Jimmy Gressier a choisi la proximité familiale plutôt que l’isolement des stages à répétition. Après cinq ans passés à l’Insep, le double médaillé des Mondiaux — or sur 10 000 m, bronze sur 5 000 m — a confirmé à L’Équipe qu’il quittera l’institut dans les prochaines semaines pour retourner à Boulogne‑sur‑Mer. Il n’a pas sorti la langue de bois : « Le fait de partir pendant cinq ans, d’être tout le temps en stage, tu t’écartes un peu de ta famille, tu vois moins grandir tes proches, moins vieillir ton grand‑père. J’ai quand même encore envie de profiter de certains moments avec lui, avec ma mère. C’est pour ça aussi que j’ai envie de rentrer. » Belle formule. Sobre, presque domestique, et assez conséquente pour expliquer un départ au moment où l’on aurait attendu le contraire.

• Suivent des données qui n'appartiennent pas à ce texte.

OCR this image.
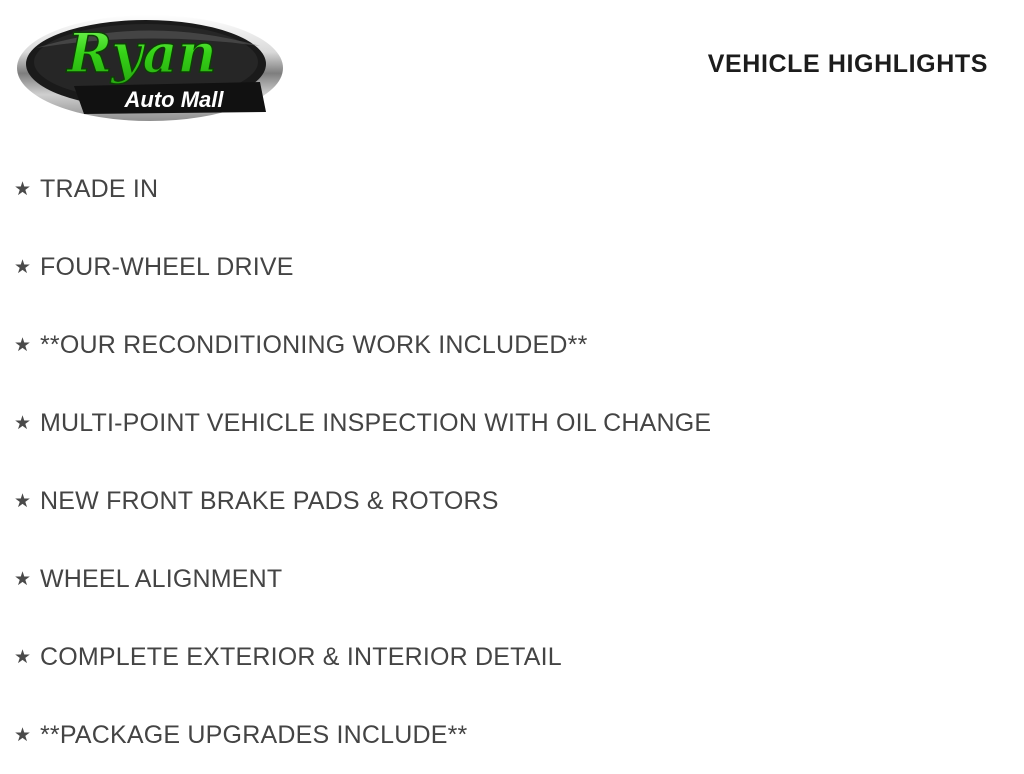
Ryan
Auto Mall
VEHICLE HIGHLIGHTS
★ TRADE IN
★ FOUR-WHEEL DRIVE
★ **OUR RECONDITIONING WORK INCLUDED**
★ MULTI-POINT VEHICLE INSPECTION WITH OIL CHANGE
★ NEW FRONT BRAKE PADS & ROTORS
★ WHEEL ALIGNMENT
★ COMPLETE EXTERIOR & INTERIOR DETAIL
★ **PACKAGE UPGRADES INCLUDE**
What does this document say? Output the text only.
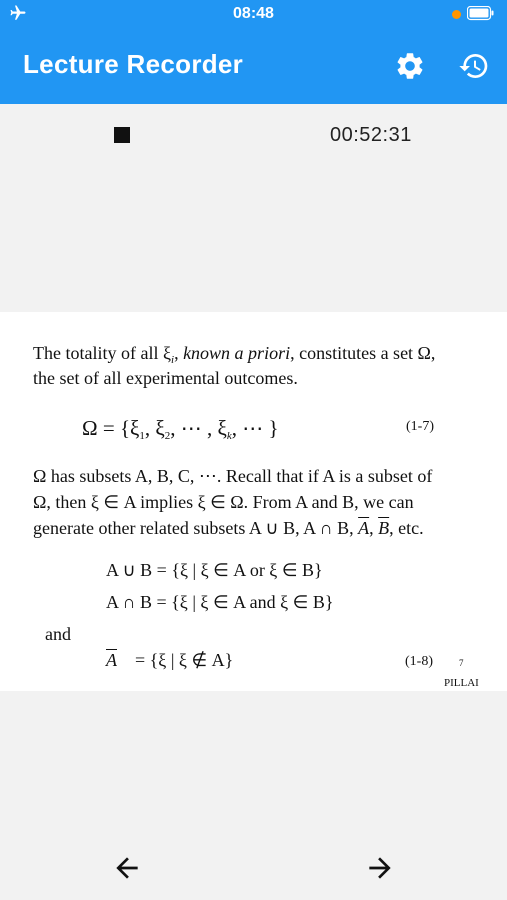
08:48
Lecture Recorder
00:52:31
The totality of all $\xi_i$, known a priori, constitutes a set Ω,
the set of all experimental outcomes.
$\Omega = \{\xi_1$, $\xi_2$, ⋯ , $\xi_k$, ⋯ }	(1-7)
Ω has subsets A, B, C, ⋯. Recall that if A is a subset of
Ω, then ξ ∈ A implies ξ ∈ Ω. From A and B, we can
generate other related subsets A ∪ B, A ∩ B, $\overline{A}$, $\overline{B}$, etc.
A ∪ B = {ξ | ξ ∈ A or ξ ∈ B}
A ∩ B = {ξ | ξ ∈ A and ξ ∈ B}
and
$\overline{A} = \{\xi$ | ξ ∉ A}	(1-8)	7
PILLAI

Sur le plan sportif, il n’entend pas perdre le fil. En poste à l’Insep sous la houlette d’Adrien Taouji — qualifié par lui de « le meilleur coach de France » — Gressier retourne à son premier entraîneur, Arnaud Dinielle. Il l’explique sans ritournelle : l’entraînement à distance « aurait été possible, en soi », mais « l’aventure se vit au quotidien » et il préfère reconstruire avec qui le connaît depuis le départ. Statistiquement, difficile de critiquer la suicide tactique : à 28 ans, il a offert à la délégation française les deux seules médailles des Mondiaux et a inscrit son nom dans l’histoire tricolore. Jamais un Français n’avait été titré sur 10 000 m en grands championnats ; il faut remonter aux Jeux de 1952 et à Alain Mimoun pour trouver un Tricolore médaillé sur 5 000 m comme sur 10 000 m. Gressier rejoint Eunice Barber (2003) et Christine Arron (2005) au petit club très fermé des Français ayant raflé deux médailles individuelles lors d’une même édition des Mondiaux. Le dernier sacre hexagonal avant lui ? Kevin Mayer, décathlon, Eugene 2022.
Il affirme que son choix « ne [se fait] pas pour la performance, vraiment. Je le fais pour la vie, pour ce que j’ai besoin de vivre en tant qu’homme. On s’arrête sur une bonne note. Peut‑être la meilleure de ma vie. » Pragmatique, il compte néanmoins rester dans la continuité de sa préparation : plus de kilométrage « bien fait », plus de contrôle avec l’âge. Le marathon flotte comme une option, annoncée sans précipitation — « Avant le titre de champion du monde, je me disais que j’allais commencer sur marathon. Mais ça ne voulait pas dire que j’allais devenir marathonien tout de suite… Si je fais un marathon, ça ne voudra pas dire que je serai marathonien mais c’est une direction. » Avec la maturité, confie‑t‑il, viennent plus de questions et plus de temps pour y répondre. Le résultat ? Un champion qui repart chez lui à la faveur d’un sommet sportif. Simple et un peu irritant pour ceux qui croient encore que la gloire exige l’exil.